Wangaratta TAFE booth election day 2013. (photo: Wayne Jansson)

Listen to robocall:

In the ACT David Pocock’s lodged a complaint with the AEC over robocalls sent by Advance Australia. He says the do not contain the authorisation required by law.

Pocock labelled the robocalls “grubby and desperate”, Advance Australia responded by called Pocock a “sook”.

In recent days the AEC ruled Advance Australia signs breached section 329 of the Commonwealth Electoral Act 1918 (Electoral Act).

The illegal signs were placed in other electorates and depicted other candidates, but the AEC press release only mentions Pocock and Zali Steggall in Warringah.

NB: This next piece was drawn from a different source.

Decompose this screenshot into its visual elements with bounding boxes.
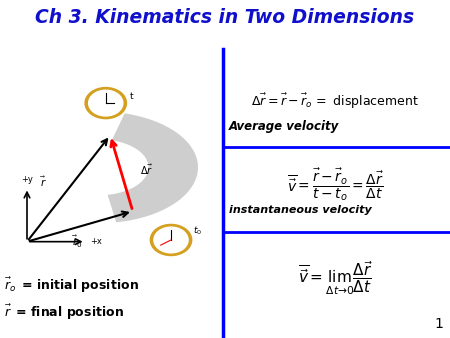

AEC said in their press release:

While Advance Australia does not agree that the signs breach the Electoral Act, it has, to avoid the AEC bringing legal proceedings, agreed not to further display the signage without first providing the AEC with 48 hours’ notice.

No Fibs emailed a series of questions to the AEC

In the press release the Australian Electoral Commission only mentions signs placed in the ACT and Warringah depicting depicting Pocock and Steggall.

The signs were placed in other electorate depicting other independent candidates but they are not mentioned in the AEC press release.

In relation to the Advance Australia matter:
Signs were placed in multiple electorates depicting other candidates in the same fashion.
Why does your statement only mention Advance Australia signs in ACT and Warringah depicting David Pocock and Zali Steggall?

Voters have been misled by Advance Australia in multiple electorates for half of the campaign period.  
Why did it take AEC weeks to make this determination when it was obvious from the outset the signs breached the Electoral Act?

Matters in Nicholls:
According to ABC news reports, AEC are investigating robocalls sent by the Nationals to constituents in Nicholls.
Do you have an update on the investigation into the robocalls sent to constituents in Nicholls?
How long will this investigation take?

On Tuesday night an entity associated with the National Party NSW branch sent text messages to constituents in Nicholls containing a political message framed as a survey and without an authorisation in the body of the text message.
The text messages contained a link to a website that carried an authorised message, the link is now dead.
The Independent candidate has lodged a complaint with the AEC.
Is the AEC investigating this matter and if so how long before a determination will be made?
If you have not launched an investigation, why not?

Will you be seeking prosecutions for any of the above matters and if not why not?

At time of publishing the AEC has not responded.